# What is the angle between two lines whose direction ratios satisfy following equations?

## Find the angle between two lines whose direction ratios satisfy $2 l - m + 2 n = 0$ and $m n + n l + l m = 0$

Mar 12, 2017

The two lines are perpendicular to each other.

#### Explanation:

Let the direction cosines of the two lines be $\left({l}_{1} , {m}_{1} , {n}_{1}\right)$ and $\left({l}_{2} , {m}_{2} , {n}_{2}\right)$ and as they satisfy the conditions we have

$2 l - m + 2 n = 0$ .............................(1) and

$m n + n l + l m = 0$ .............................(2)
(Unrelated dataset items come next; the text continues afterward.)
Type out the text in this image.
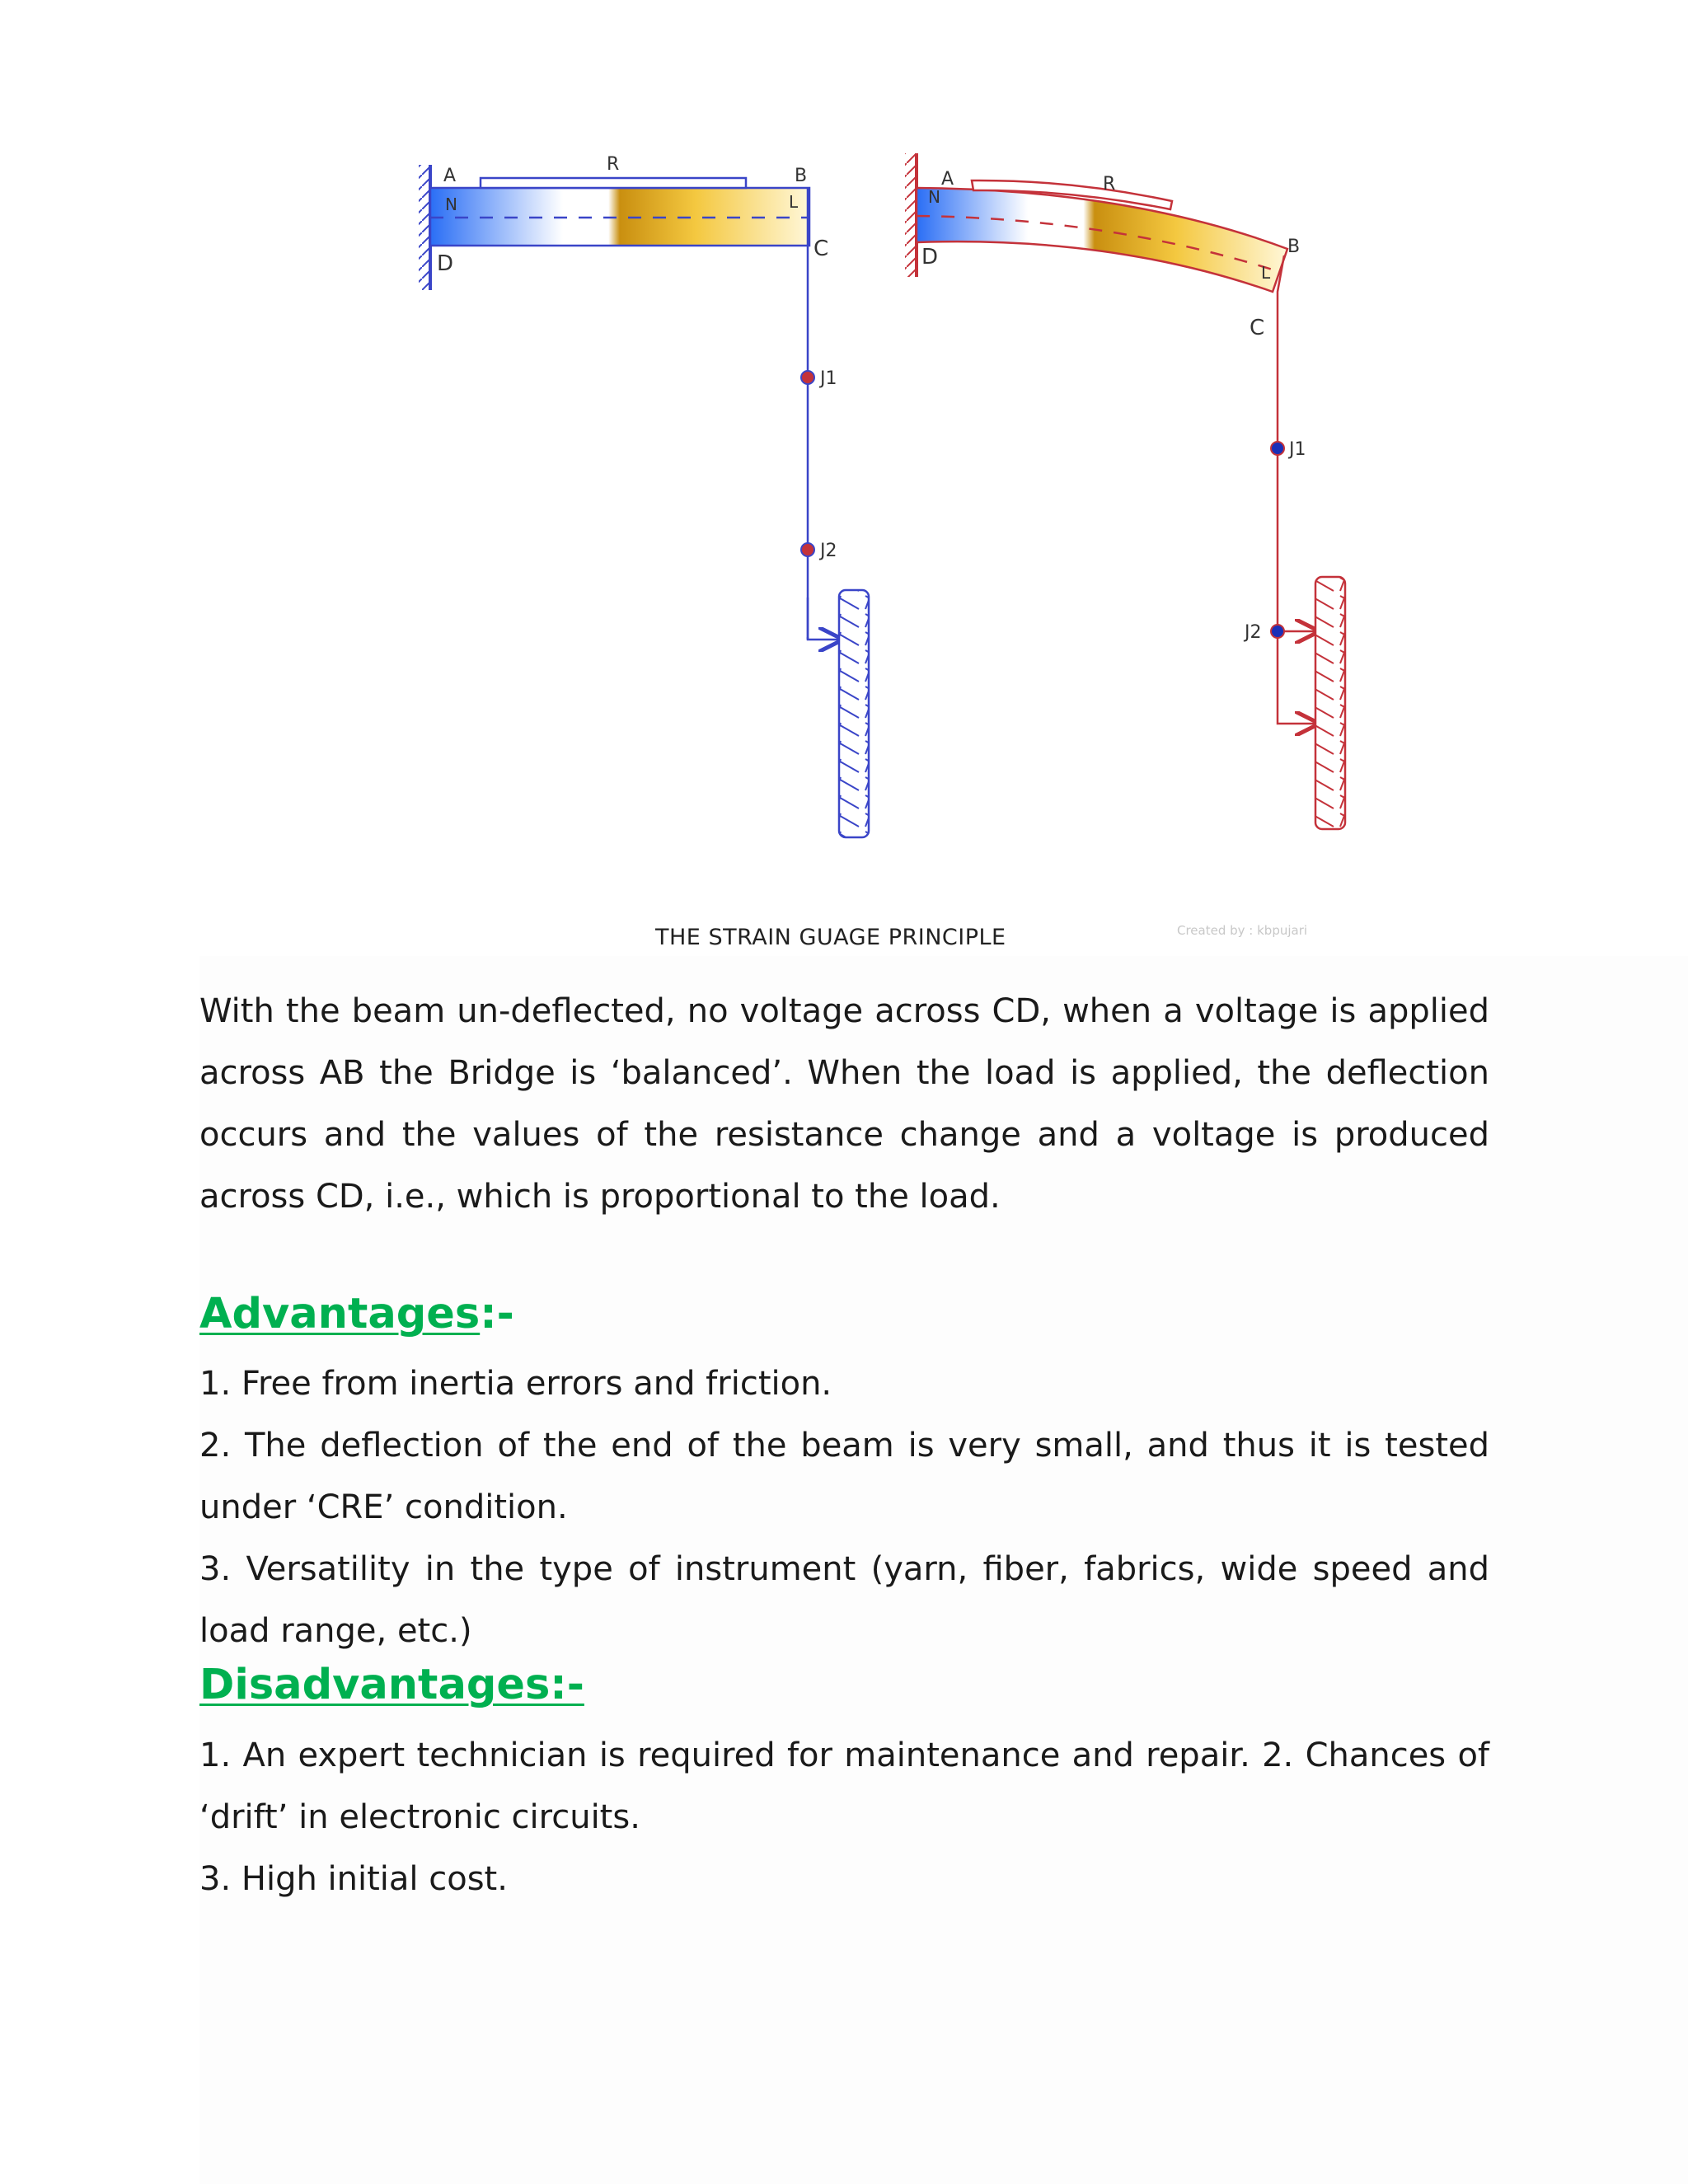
A
R
B
N	L
D
C
J1
J2
A	R
B
N
L
D
C
J1
J2
THE STRAIN GUAGE PRINCIPLE	Created by : kbpujari
With the beam un-deflected, no voltage across CD, when a voltage is applied across AB the Bridge is ‘balanced’. When the load is applied, the deflection occurs and the values of the resistance change and a voltage is produced across CD, i.e., which is proportional to the load.
Advantages:-

1. Free from inertia errors and friction.

2. The deflection of the end of the beam is very small, and thus it is tested under ‘CRE’ condition.

3. Versatility in the type of instrument (yarn, fiber, fabrics, wide speed and load range, etc.)

Disadvantages:-

1. An expert technician is required for maintenance and repair. 2. Chances of ‘drift’ in electronic circuits.

3. High initial cost.
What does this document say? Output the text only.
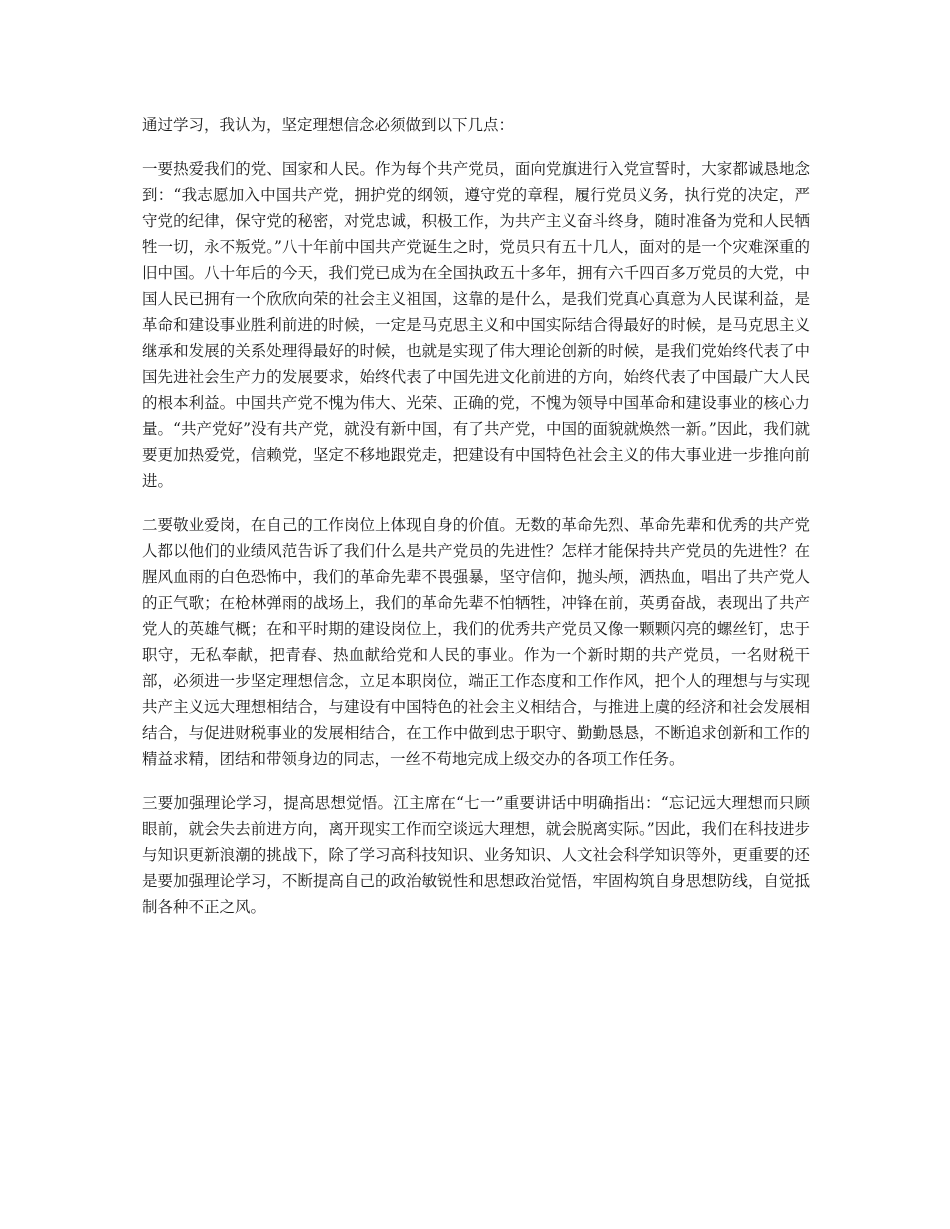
通过学习，我认为，坚定理想信念必须做到以下几点：

一要热爱我们的党、国家和人民。作为每个共产党员，面向党旗进行入党宣誓时，大家都诚恳地念到：“我志愿加入中国共产党，拥护党的纲领，遵守党的章程，履行党员义务，执行党的决定，严守党的纪律，保守党的秘密，对党忠诚，积极工作，为共产主义奋斗终身，随时准备为党和人民牺牲一切，永不叛党。”八十年前中国共产党诞生之时，党员只有五十几人，面对的是一个灾难深重的旧中国。八十年后的今天，我们党已成为在全国执政五十多年，拥有六千四百多万党员的大党，中国人民已拥有一个欣欣向荣的社会主义祖国，这靠的是什么，是我们党真心真意为人民谋利益，是革命和建设事业胜利前进的时候，一定是马克思主义和中国实际结合得最好的时候，是马克思主义继承和发展的关系处理得最好的时候，也就是实现了伟大理论创新的时候，是我们党始终代表了中国先进社会生产力的发展要求，始终代表了中国先进文化前进的方向，始终代表了中国最广大人民的根本利益。中国共产党不愧为伟大、光荣、正确的党，不愧为领导中国革命和建设事业的核心力量。“共产党好”没有共产党，就没有新中国，有了共产党，中国的面貌就焕然一新。”因此，我们就要更加热爱党，信赖党，坚定不移地跟党走，把建设有中国特色社会主义的伟大事业进一步推向前进。

二要敬业爱岗，在自己的工作岗位上体现自身的价值。无数的革命先烈、革命先辈和优秀的共产党人都以他们的业绩风范告诉了我们什么是共产党员的先进性？怎样才能保持共产党员的先进性？在腥风血雨的白色恐怖中，我们的革命先辈不畏强暴，坚守信仰，抛头颅，洒热血，唱出了共产党人的正气歌；在枪林弹雨的战场上，我们的革命先辈不怕牺牲，冲锋在前，英勇奋战，表现出了共产党人的英雄气概；在和平时期的建设岗位上，我们的优秀共产党员又像一颗颗闪亮的螺丝钉，忠于职守，无私奉献，把青春、热血献给党和人民的事业。作为一个新时期的共产党员，一名财税干部，必须进一步坚定理想信念，立足本职岗位，端正工作态度和工作作风，把个人的理想与与实现共产主义远大理想相结合，与建设有中国特色的社会主义相结合，与推进上虞的经济和社会发展相结合，与促进财税事业的发展相结合，在工作中做到忠于职守、勤勤恳恳，不断追求创新和工作的精益求精，团结和带领身边的同志，一丝不苟地完成上级交办的各项工作任务。

三要加强理论学习，提高思想觉悟。江主席在“七一”重要讲话中明确指出：“忘记远大理想而只顾眼前，就会失去前进方向，离开现实工作而空谈远大理想，就会脱离实际。”因此，我们在科技进步与知识更新浪潮的挑战下，除了学习高科技知识、业务知识、人文社会科学知识等外，更重要的还是要加强理论学习，不断提高自己的政治敏锐性和思想政治觉悟，牢固构筑自身思想防线，自觉抵制各种不正之风。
Note that if $\left({a}_{1} , {b}_{1} , {c}_{1}\right)$ and $\left({a}_{2} , {b}_{2} , {c}_{2}\right)$ are direction ratios of two lines, we have ${l}_{1} / {a}_{1} = {m}_{1} / {b}_{1} = {n}_{1} / {c}_{1}$ and ${l}_{2} / {a}_{2} = {m}_{2} / {b}_{2} = {n}_{2} / {c}_{2}$

and the angle $\theta$ between them is given by

$\cos \theta = \frac{{a}_{1} {a}_{2} + {b}_{1} {b}_{2} + {c}_{1} {c}_{2}}{\sqrt{{a}_{1}^{2} + {b}_{1}^{2} + {c}_{1}^{2}} \sqrt{{a}_{2}^{2} + {b}_{2}^{2} + {c}_{2}^{2}}}$

From (1), we get $m = 2 \left(l + n\right)$ and substituting in (2) we get

$2 n \left(l + n\right) + n l + 2 l \left(l + n\right) = 0$ or $2 {l}^{2} + 5 \ln + 2 {n}^{2} = 0$

or $\left(l + 2 n\right) \left(2 l + n\right) = 0$

i.e either $l + 2 n = 0$ or $2 l + n = 0$

if $l + 2 n = 0$, $l = - 2 n$ and $m = 2 \left(- 2 n + n\right) = - 2 n$ and we have

${l}_{1} / \left(- 2\right) = {m}_{1} / \left(- 2\right) = {n}_{1} / 1$

and if $2 l + n = 0$m $n = - 2 l$ and $m = 2 \left(l - 2 l\right) = - 2 l$ and we have

${l}_{2} / \left(1\right) = {m}_{2} / \left(- 2\right) = {n}_{2} / \left(- 2\right)$

and $\cos \theta = \frac{{a}_{1} {a}_{2} + {b}_{1} {b}_{2} + {c}_{1} {c}_{2}}{\sqrt{{a}_{1}^{2} + {b}_{1}^{2} + {c}_{1}^{2}} \sqrt{{a}_{2}^{2} + {b}_{2}^{2} + {c}_{2}^{2}}}$

= $\frac{\left(- 2\right) \times 1 + \left(- 2\right) \times \left(- 2\right) + 1 \times \left(- 2\right)}{\sqrt{4 + 4 + 1} \sqrt{1 + 4 + 4}}$

= $\frac{- 2 + 4 - 2}{9} = 0$

Hence the two lines are perpendicular to each other.